My response, something about “give it 20 minutes, you’ll have to wash off the stink” – was undeniably accurate. Within 30 minutes the Tall Birds took to the stage, the floor suddenly filled with the teeming masses, hipsters, drinkers, and impromptu modern dancers (picture a couple pretending to be butterflies trapped in a jar directly behind you to get a rough feeling).
Now, I had never heard the Tall Birds before but had appreciated the Catheters, the band from which the Tall Birds were unceremoniously birthed. This band, I think it’s fair to say, did rock. But not in the wobbly headed British Strokes on a stick routine or whatever other estimation of pleasant music is floating around now. There were wide eyed shouts that woke up the back row drunks, steady beats to keep the front rows hip swaying and at times an honest to god melody that, were one so inclined, could be whistled while waiting for the bus. And though I’m not a fan of the superfluous noodling, and guitars were played in the solo fashion during this performance, I clapped with the rest of the crowd when they took their shit down, and I waited in case they forgot one last song.
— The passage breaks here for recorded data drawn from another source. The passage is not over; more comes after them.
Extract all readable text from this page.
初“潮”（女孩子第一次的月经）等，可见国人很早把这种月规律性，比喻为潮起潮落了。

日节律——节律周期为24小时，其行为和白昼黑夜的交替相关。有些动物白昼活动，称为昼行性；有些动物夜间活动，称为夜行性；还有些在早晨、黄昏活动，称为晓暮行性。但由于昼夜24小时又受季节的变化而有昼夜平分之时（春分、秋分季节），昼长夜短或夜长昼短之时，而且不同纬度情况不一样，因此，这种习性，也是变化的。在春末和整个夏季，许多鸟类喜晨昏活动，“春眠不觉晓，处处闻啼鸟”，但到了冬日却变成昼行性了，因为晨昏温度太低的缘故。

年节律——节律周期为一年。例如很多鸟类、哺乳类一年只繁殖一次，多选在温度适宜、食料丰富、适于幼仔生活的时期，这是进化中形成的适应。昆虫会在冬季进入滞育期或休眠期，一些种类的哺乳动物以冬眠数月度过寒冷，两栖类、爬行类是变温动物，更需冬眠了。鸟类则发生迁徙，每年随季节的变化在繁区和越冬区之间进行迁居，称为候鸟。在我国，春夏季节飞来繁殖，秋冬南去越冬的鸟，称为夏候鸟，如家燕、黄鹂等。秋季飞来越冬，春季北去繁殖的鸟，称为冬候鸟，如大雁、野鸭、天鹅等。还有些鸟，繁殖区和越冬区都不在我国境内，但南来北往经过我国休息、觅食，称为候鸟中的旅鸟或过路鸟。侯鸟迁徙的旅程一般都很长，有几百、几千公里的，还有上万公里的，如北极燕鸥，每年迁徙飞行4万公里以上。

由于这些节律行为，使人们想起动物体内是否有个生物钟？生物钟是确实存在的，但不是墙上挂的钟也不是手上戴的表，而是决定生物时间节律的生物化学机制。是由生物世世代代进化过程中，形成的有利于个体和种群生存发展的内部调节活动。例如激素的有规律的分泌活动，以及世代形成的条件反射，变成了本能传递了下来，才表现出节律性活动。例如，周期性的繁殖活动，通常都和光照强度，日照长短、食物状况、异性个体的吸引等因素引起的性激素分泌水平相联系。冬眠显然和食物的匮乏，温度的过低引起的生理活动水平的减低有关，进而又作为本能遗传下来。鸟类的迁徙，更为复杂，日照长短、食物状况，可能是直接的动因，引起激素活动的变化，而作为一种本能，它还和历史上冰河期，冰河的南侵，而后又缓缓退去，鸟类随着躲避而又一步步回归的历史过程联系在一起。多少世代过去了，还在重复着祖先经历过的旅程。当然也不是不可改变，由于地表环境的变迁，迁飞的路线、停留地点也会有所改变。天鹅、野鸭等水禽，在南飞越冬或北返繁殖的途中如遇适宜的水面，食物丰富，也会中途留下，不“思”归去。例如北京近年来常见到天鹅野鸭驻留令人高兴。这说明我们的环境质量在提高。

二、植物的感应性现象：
The next act were the Invisible Eyes. I tried to like them because they have cool art on their website but I couldn’t help but visualize them as a Moody Blues cover band. This might not be fair to them if they don’t like the Moody Blues, and in fact they sound and look nothing alike, but the thought kept coming up for some inexplicable reason. They did, and of this I’m certain, have a strobe light blinking at a seizure inducing volume, but despite this there was a distinct lack of reckless abandon on the stage, only a sound I’ve heard described as vaguely approximating the early Doors which despite the organ player would kind of be a stretch.
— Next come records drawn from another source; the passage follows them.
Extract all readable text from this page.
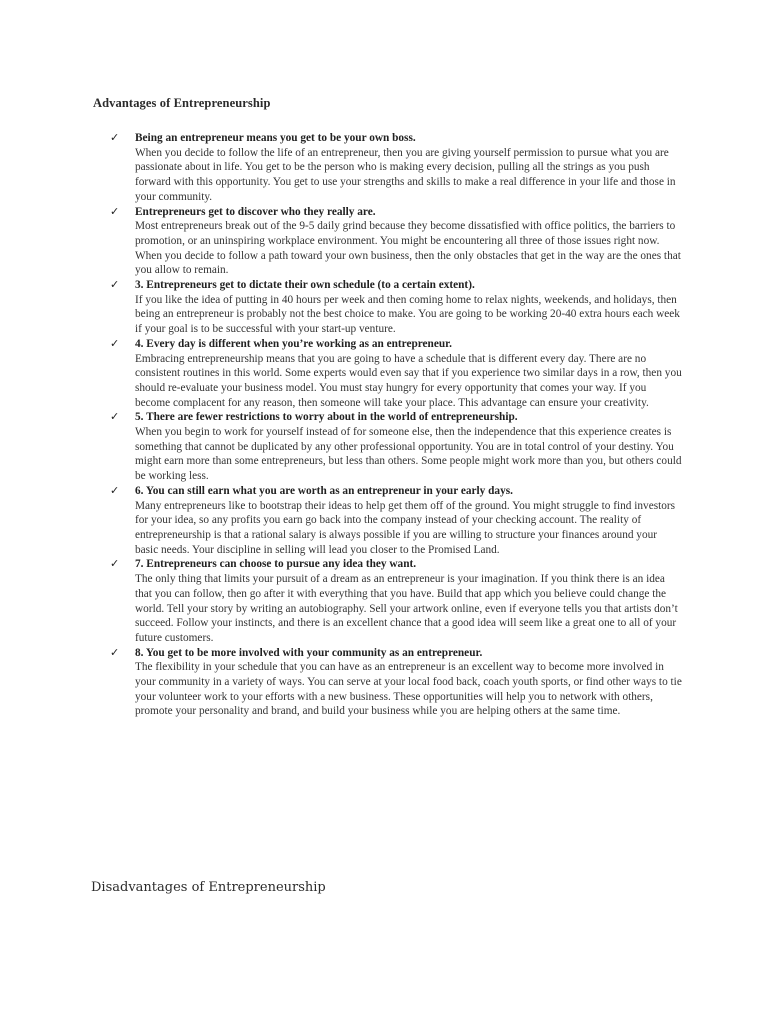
Advantages of Entrepreneurship
✓ Being an entrepreneur means you get to be your own boss.
When you decide to follow the life of an entrepreneur, then you are giving yourself permission to pursue what you are passionate about in life. You get to be the person who is making every decision, pulling all the strings as you push forward with this opportunity. You get to use your strengths and skills to make a real difference in your life and those in your community.
✓ Entrepreneurs get to discover who they really are.
Most entrepreneurs break out of the 9-5 daily grind because they become dissatisfied with office politics, the barriers to promotion, or an uninspiring workplace environment. You might be encountering all three of those issues right now. When you decide to follow a path toward your own business, then the only obstacles that get in the way are the ones that you allow to remain.
✓ 3. Entrepreneurs get to dictate their own schedule (to a certain extent).
If you like the idea of putting in 40 hours per week and then coming home to relax nights, weekends, and holidays, then being an entrepreneur is probably not the best choice to make. You are going to be working 20-40 extra hours each week if your goal is to be successful with your start-up venture.
✓ 4. Every day is different when you’re working as an entrepreneur.
Embracing entrepreneurship means that you are going to have a schedule that is different every day. There are no consistent routines in this world. Some experts would even say that if you experience two similar days in a row, then you should re-evaluate your business model. You must stay hungry for every opportunity that comes your way. If you become complacent for any reason, then someone will take your place. This advantage can ensure your creativity.
✓ 5. There are fewer restrictions to worry about in the world of entrepreneurship.
When you begin to work for yourself instead of for someone else, then the independence that this experience creates is something that cannot be duplicated by any other professional opportunity. You are in total control of your destiny. You might earn more than some entrepreneurs, but less than others. Some people might work more than you, but others could be working less.
✓ 6. You can still earn what you are worth as an entrepreneur in your early days.
Many entrepreneurs like to bootstrap their ideas to help get them off of the ground. You might struggle to find investors for your idea, so any profits you earn go back into the company instead of your checking account. The reality of entrepreneurship is that a rational salary is always possible if you are willing to structure your finances around your basic needs. Your discipline in selling will lead you closer to the Promised Land.
✓ 7. Entrepreneurs can choose to pursue any idea they want.
The only thing that limits your pursuit of a dream as an entrepreneur is your imagination. If you think there is an idea that you can follow, then go after it with everything that you have. Build that app which you believe could change the world. Tell your story by writing an autobiography. Sell your artwork online, even if everyone tells you that artists don’t succeed. Follow your instincts, and there is an excellent chance that a good idea will seem like a great one to all of your future customers.
✓ 8. You get to be more involved with your community as an entrepreneur.
The flexibility in your schedule that you can have as an entrepreneur is an excellent way to become more involved in your community in a variety of ways. You can serve at your local food back, coach youth sports, or find other ways to tie your volunteer work to your efforts with a new business. These opportunities will help you to network with others, promote your personality and brand, and build your business while you are helping others at the same time.
Disadvantages of Entrepreneurship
And then there was the Black Lips. I had heard different things about their shows – first, rumors that if you were in the first ten rows then prepare to be covered by vomit, spit, and piss, sometimes all coming from the same orifice. And I had heard the unrelenting hype from their new big label boss, Vice, for their latest album Los Valientes del Mundo Nuevo, trumpeted as conclusive proof that although the Black Lips may not be the spawn of the dark lord, they are all that is rock and they will beat you and thrash you and shoot a load in the back of your throat as you desperately try to sing along. And, oh yes, they are the spawn of the dark lord.
This, it turns out, is not true. There was screaming, there was rolling on the ground, there was the afore-mentioned spitting and catching but, to the disappointment of some, none of the vomiting on the drumset and then pounding the snare to watch it go flying in a graceful bile colored arc across the stage, no playing guitar with penises, no spitting pee at the crowd. This just goes along with any other life cycle: in infancy, you end up rolling around in your own shit just to get a little bit of attention. As you grow older you learn ever larger and more extravagant ways to make people listen. But eventually you think to yourself, hey, I’m a decent musician and I don’t need to pee in my own mouth to make people like me. This, I think, is true. Without the crutch of exposed genitalia they managed to play a solid set, not quite southern rock but with a blues tinged wall of fuzzy vocals and pounding drums. I think some people were hoping for more blood, more piss. But they weren’t listening to the music anyway so they wouldn’t have cared what the sound was like. They missed out.